"Human studies have been increasing. In one recent study, patients with LDL-cholesterol greater than 160 mg/dl were randomized in double-blind fashion to receive policosanol (10 milligrams daily), lovastatin (20 milligrams daily) or simvastatin (10 milligrams daily). After eight weeks of therapy, LDL-cholesterol was reduced 24% in the policosanol groups, 22% in the lovastatin group and 15% with simvastatin. HDL-cholesterol increased significantly in the policosanol group but not in the other two groups. Policosanol was judged to be "a safe and effective cholesterol reducing agent."-- PDR Health
In another recent double-blind study of policosanol's possible effects in hypercholesterolemia, patients received 5 milligrams of policosanol or placebo daily for 12 weeks followed by 10 milligrams of policosanol or placebo for a subsequent 12 weeks. Policosanol (5 and 10 milligrams daily) appeared to significantly reduce LDL-cholesterol (18.2% and 25.6% respectively) and reduce cholesterol (13% and 17.4%). It appeared to raise HDL-cholesterol (15.5% and 28.4%). Triglycerides were unchanged in the first 12-week period but were significantly reduced (5.2%) by the end of the second 12-week period. Side effects were few and minor. There were 11 serious (7 of these were vascular) adverse events among those taking policosanol.
Policosanol appears to significantly reduce platelet aggregation in both healthy and hypercholesterolemic individuals, apparently proving as effective (at 20 milligrams daily doses) as aspirin (100 milligrams per day). The substance also appears to demonstrate beneficial effect in patients with intermittent claudication. Long-term therapy (20 months) using 5 milligrams of policosanol twice a day resulted in significant improvement in treadmill exercise performance and exercise — ECG responses in a group of coronary heart disease patients. The addition of 125 milligrams of aspirin daily further enhanced these results. It is hoped that others will confirm these very promising, largely Cuban studies."
This was the one that really got me. After long-term treatment, the patients were able to go on the treadmill THREE TIMES further than they were when the study started.
A long-term study of policosanol in the treatment of intermittent claudication.
Castano G, Mas Ferreiro R, Fernandez L, Gamez R, Illnait J, Fernandez C.
Medical Surgical Research Center, Havana City Cuba.

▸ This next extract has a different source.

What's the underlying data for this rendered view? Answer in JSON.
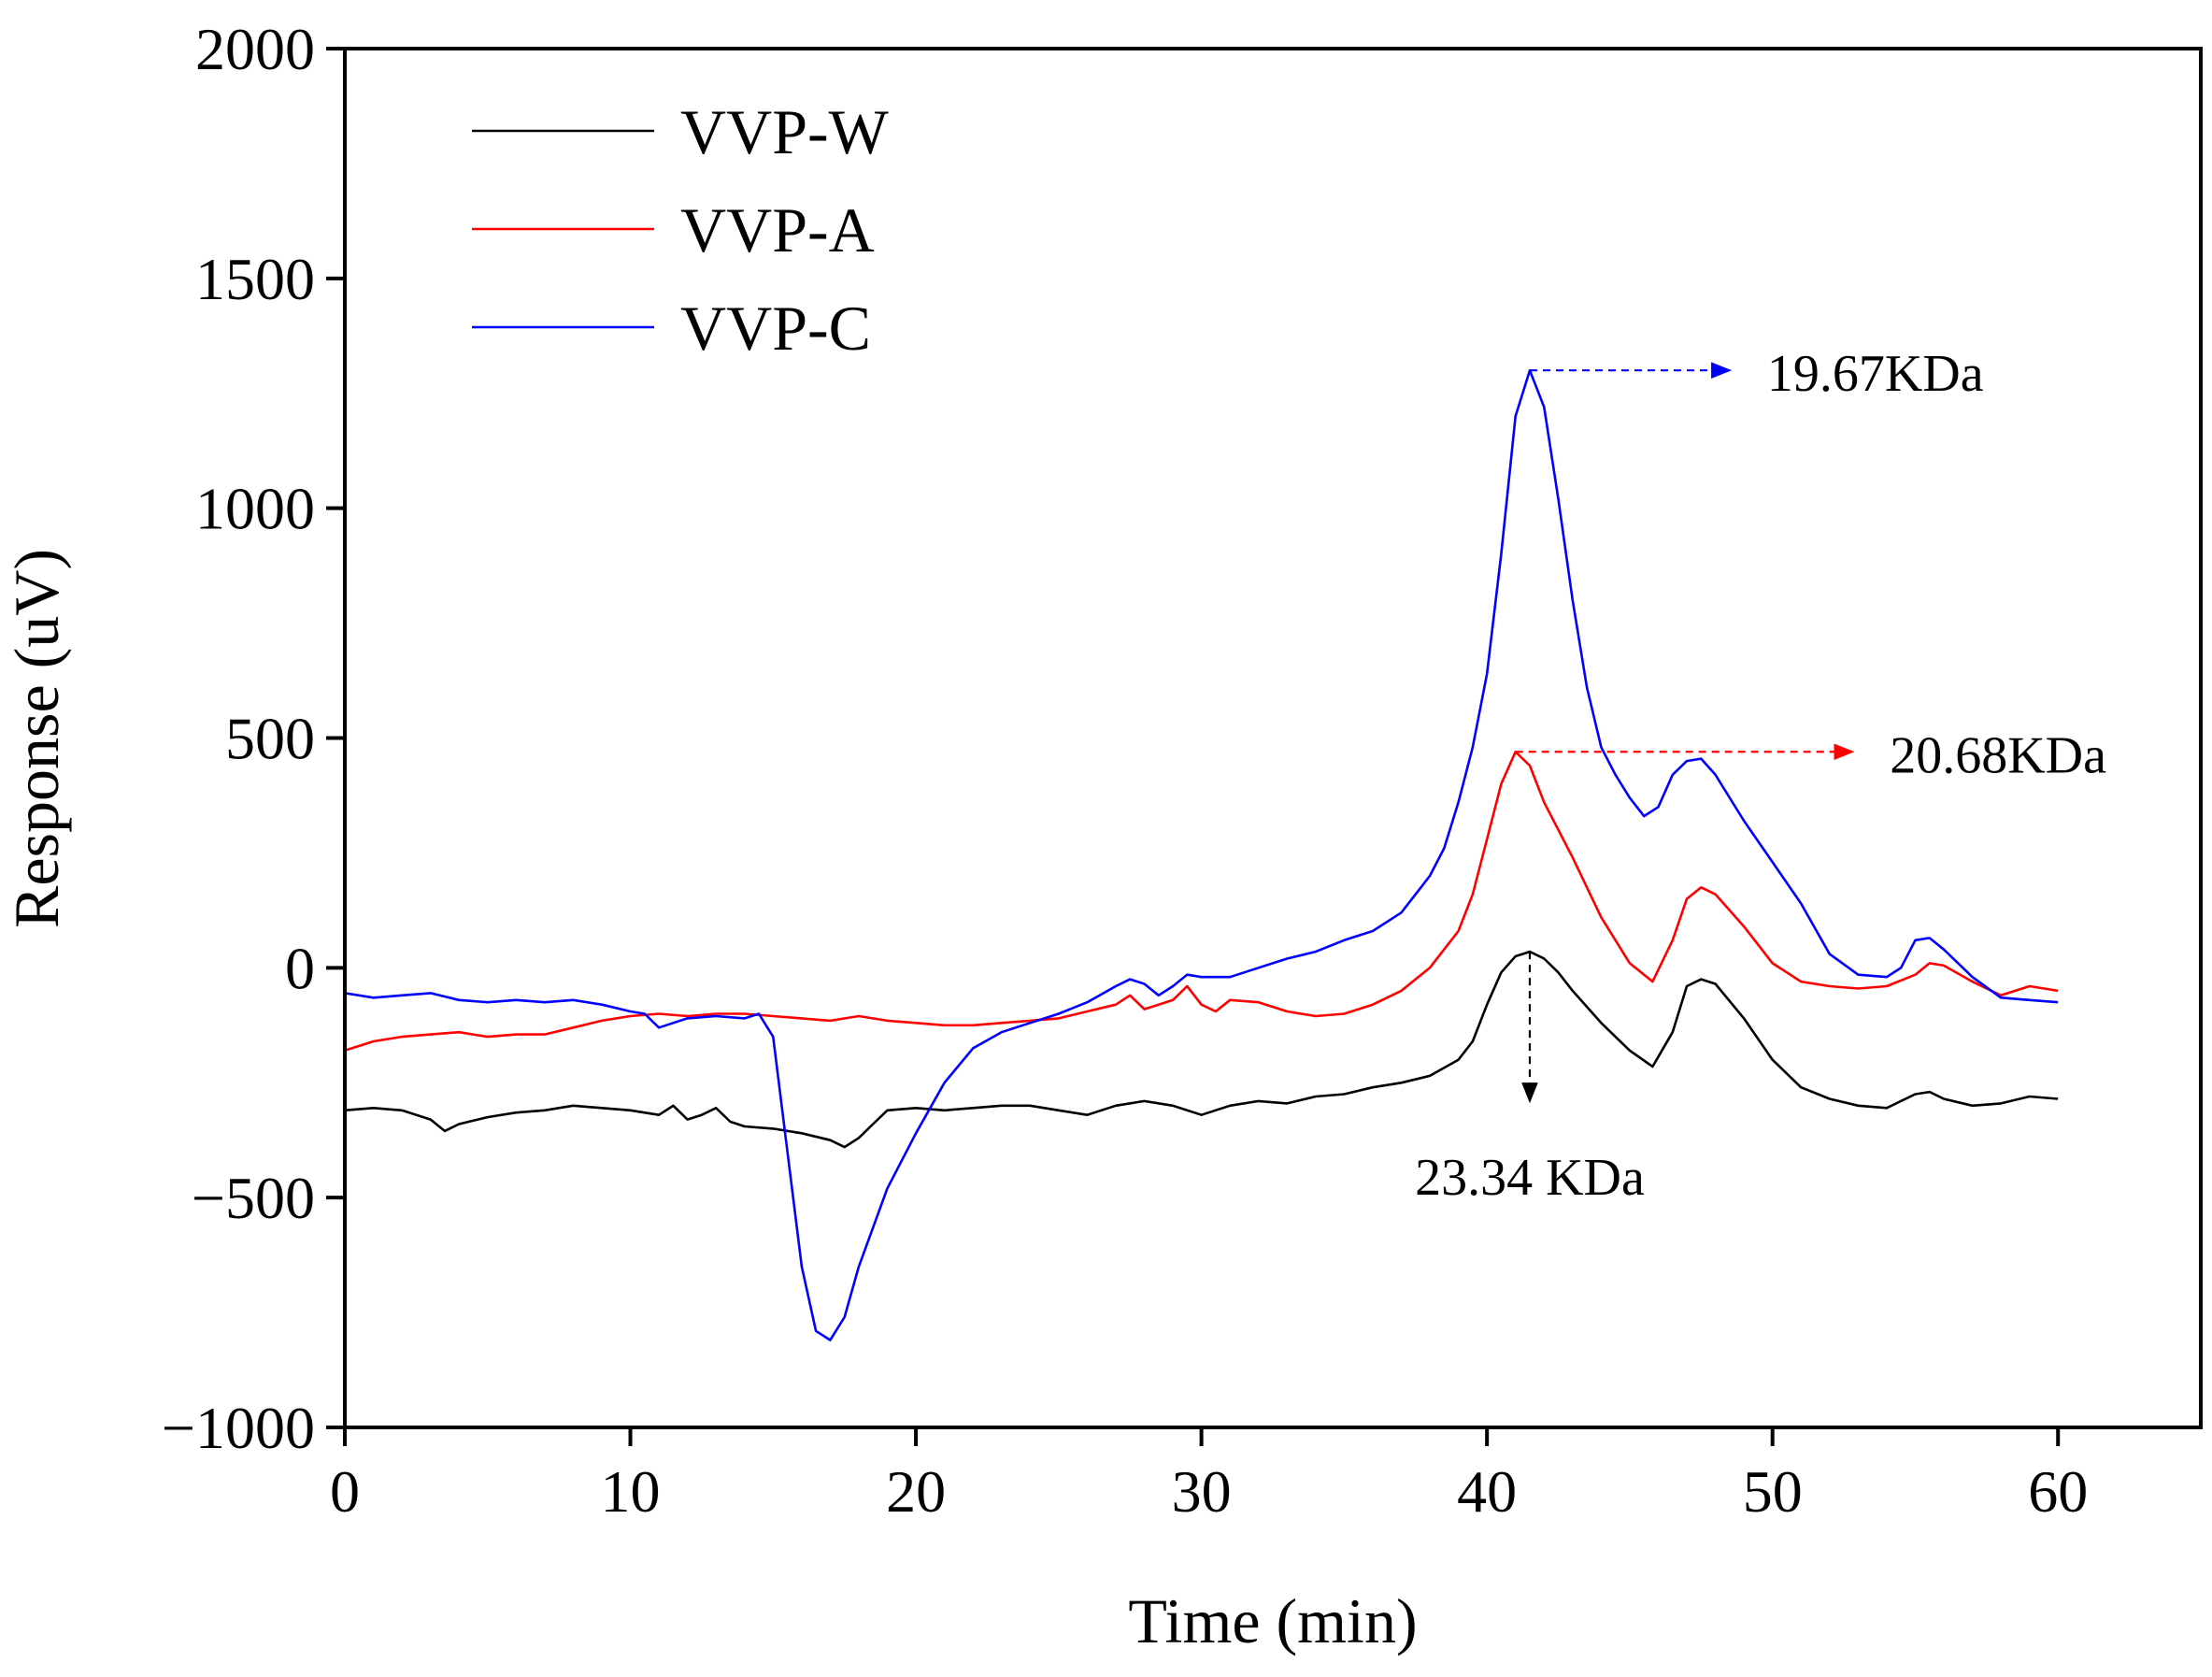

Policosanol is a cholesterol-lowering drug with concomitant antiplatelet effects. This study was undertaken to investigate the long-term effects of policosanol administered to patients with moderately severe intermittent claudication. The study consisted of a 6-week single-blind, placebo-controlled run in phase, followed by a 2-year double-blind, randomized treatment step. Fifty-six patients who met study entry criteria were randomized to receive placebo or policosanol 10 mg twice daily. Walking distances on a treadmill (constant speed 3.2 km/h, slope 10 degrees, temperature 25 degrees C) were assessed before and after 6, 12, 18, and 24 months of treatment. Both groups were similar at randomization. After 6 months of therapy, policosanol significantly increased (p < 0.01) the initial claudication distance from 125.9 +/- 8.7 m to 201.1 +/- 24.8 m and the absolute claudication distance from 219.5 +/- 14.1 m to 380.7 +/- 50.2 m. Both variables remained unchanged in the placebo group (p < 0.01). These effects did not wear off but improved after long-term therapy, so that final values were 333.5 +/- 28.6 m (initial claudication distance) and 648.9 +/- 54.1 m (absolute claudication distance); both significantly greater (p < 0.0001) than those obtained in the placebo group, which showed values of 137.9 +/- 21.8 m (initial claudication distance) and 237.7 +/- 28.1 m (absolute claudication distance), respectively. At study completion, 21 policosanol and 5 placebo patients attained increases in claudication distance values > 50% (p < 0.001). Policosanol, but not placebo, significantly increased the ankle/arm pressure index. In addition, from month 6 up to study completion, the frequency of patients reporting improvement of lower limb symptoms was greater in the policosanol group than in the placebo group. The treatment was tolerated well. There were 16 withdrawals (12 placebo, 4 policosanol) from the study. Eight patients in the placebo group experienced a total of 10 serious adverse events, 8 of which were vascular events, compared with none in the policosanol group (p < 0.01). In addition, 3 patients in the policosanol group and 3 patients in the placebo group reported mild adverse events during the study. The present results demonstrate the long-term usefulness of policosanol therapy to treat patients with intermittent claudication.